Damit geht ein Wunsch der Knüllwälder in Erfüllung. Bereits seit zehn Jahren arbeitet die Gemeinde an der Vermarktung des Geländes für ein Seniorenheim. „Angehörige aus der Region sollen wohnortnah untergebracht werden“, sagte Bürgermeister Jürgen Roth. Die Hessische Landesgesellschaft erwarb das Terrain der stillgelegten Stuhlfabrik. Mit Fördergeld aus dem Programm Stadtumbau West riss die Gemeinde die maroden Gebäude ab. Lange Zeit lag das Gelände dann brach, was immer wieder zu Spekulationen führte, ob sich ein Investor finden würde.

Auf den Einzug ins Heim müssen die Knüllwälder Senioren trotzdem noch warten. Genaue Aussagen über den Baubeginn wollte das Paar nicht machen. Zunächst stehe die Planung des Gebäudes an. „Spätestens in drei Jahren sollen die ersten Senioren einziehen“, sagte Stefan Burkard.

„Wir erfüllen uns damit einen Traum“, sagen sie. Sie möchten erstmals ein Pflegeheim ganz nach ihren Vorstellungen bauen. Es soll auf jeden Fall Wohngruppen geben, verraten sie. Das Essen werde im Papillon frisch zubereitet und nach Remsfeld gebracht. „Wir legen beim Kochen Wert auf saisonale und regionale Produkte“, sagen die beiden. Das Gebäude selbst soll sich in das Dorf eingliedern und wohnlich wirken. Sie wollen keinen Flachdachbau. Außerdem stehe bereits fest, dass ein Café integriert werden soll, das auch für die Allgemeinheit zugänglich sein soll.
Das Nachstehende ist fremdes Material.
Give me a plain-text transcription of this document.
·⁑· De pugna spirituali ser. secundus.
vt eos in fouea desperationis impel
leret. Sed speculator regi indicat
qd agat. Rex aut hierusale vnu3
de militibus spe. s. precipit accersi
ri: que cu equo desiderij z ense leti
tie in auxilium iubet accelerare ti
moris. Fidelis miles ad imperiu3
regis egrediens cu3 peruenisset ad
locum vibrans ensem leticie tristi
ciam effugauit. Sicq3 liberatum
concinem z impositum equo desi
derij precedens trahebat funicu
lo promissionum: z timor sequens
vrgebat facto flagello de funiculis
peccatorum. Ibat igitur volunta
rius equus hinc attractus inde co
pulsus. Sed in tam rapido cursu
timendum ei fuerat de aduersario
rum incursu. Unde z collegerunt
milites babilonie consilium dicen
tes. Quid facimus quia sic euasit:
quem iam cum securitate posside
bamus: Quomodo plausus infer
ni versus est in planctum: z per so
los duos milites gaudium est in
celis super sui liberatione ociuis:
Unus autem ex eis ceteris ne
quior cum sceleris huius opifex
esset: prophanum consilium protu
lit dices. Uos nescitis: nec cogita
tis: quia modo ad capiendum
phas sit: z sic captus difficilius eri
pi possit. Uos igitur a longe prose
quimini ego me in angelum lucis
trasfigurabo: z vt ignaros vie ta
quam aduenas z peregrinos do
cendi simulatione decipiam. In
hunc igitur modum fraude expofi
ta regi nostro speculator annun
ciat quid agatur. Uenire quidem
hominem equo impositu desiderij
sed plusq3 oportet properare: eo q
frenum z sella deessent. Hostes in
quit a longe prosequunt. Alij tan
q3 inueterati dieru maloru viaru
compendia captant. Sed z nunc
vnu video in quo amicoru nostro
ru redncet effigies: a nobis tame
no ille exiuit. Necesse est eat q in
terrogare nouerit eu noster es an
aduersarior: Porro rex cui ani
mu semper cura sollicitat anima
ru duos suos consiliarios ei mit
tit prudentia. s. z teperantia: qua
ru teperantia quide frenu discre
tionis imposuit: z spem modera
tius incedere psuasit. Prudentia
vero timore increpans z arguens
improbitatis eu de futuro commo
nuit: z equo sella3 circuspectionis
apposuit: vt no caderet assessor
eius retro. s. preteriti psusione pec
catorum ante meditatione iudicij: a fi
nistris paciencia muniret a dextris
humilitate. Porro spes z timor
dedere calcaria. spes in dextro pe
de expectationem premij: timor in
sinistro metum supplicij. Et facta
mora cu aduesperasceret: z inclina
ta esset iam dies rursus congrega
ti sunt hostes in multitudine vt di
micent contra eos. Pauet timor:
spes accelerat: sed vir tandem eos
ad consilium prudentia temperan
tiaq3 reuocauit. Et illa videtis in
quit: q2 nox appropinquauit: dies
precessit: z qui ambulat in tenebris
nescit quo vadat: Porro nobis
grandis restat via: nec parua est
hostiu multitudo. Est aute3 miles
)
Grund für die hohe Motivation der Burkards ist die Nachfolge. Ihre beiden Kinder werden den Betrieb einmal übernehmen. „Das motiviert uns, noch einmal zu investieren“, sagt das Paar. Die Gemeinde hält weiter an dem ursprünglichen Plan fest, dass mehrere Generationen auf dem Terrain zusammen leben können. Betreutes Wohnen soll möglich sein. Außerdem werden Wohnungen für junge Leute gebaut. „Alles soll nach und nach umgesetzt werden“, sagte Roth. Das gesamte Gelände an der ehemaligen Stuhlfabrik ist 13.000 Quadratmeter groß.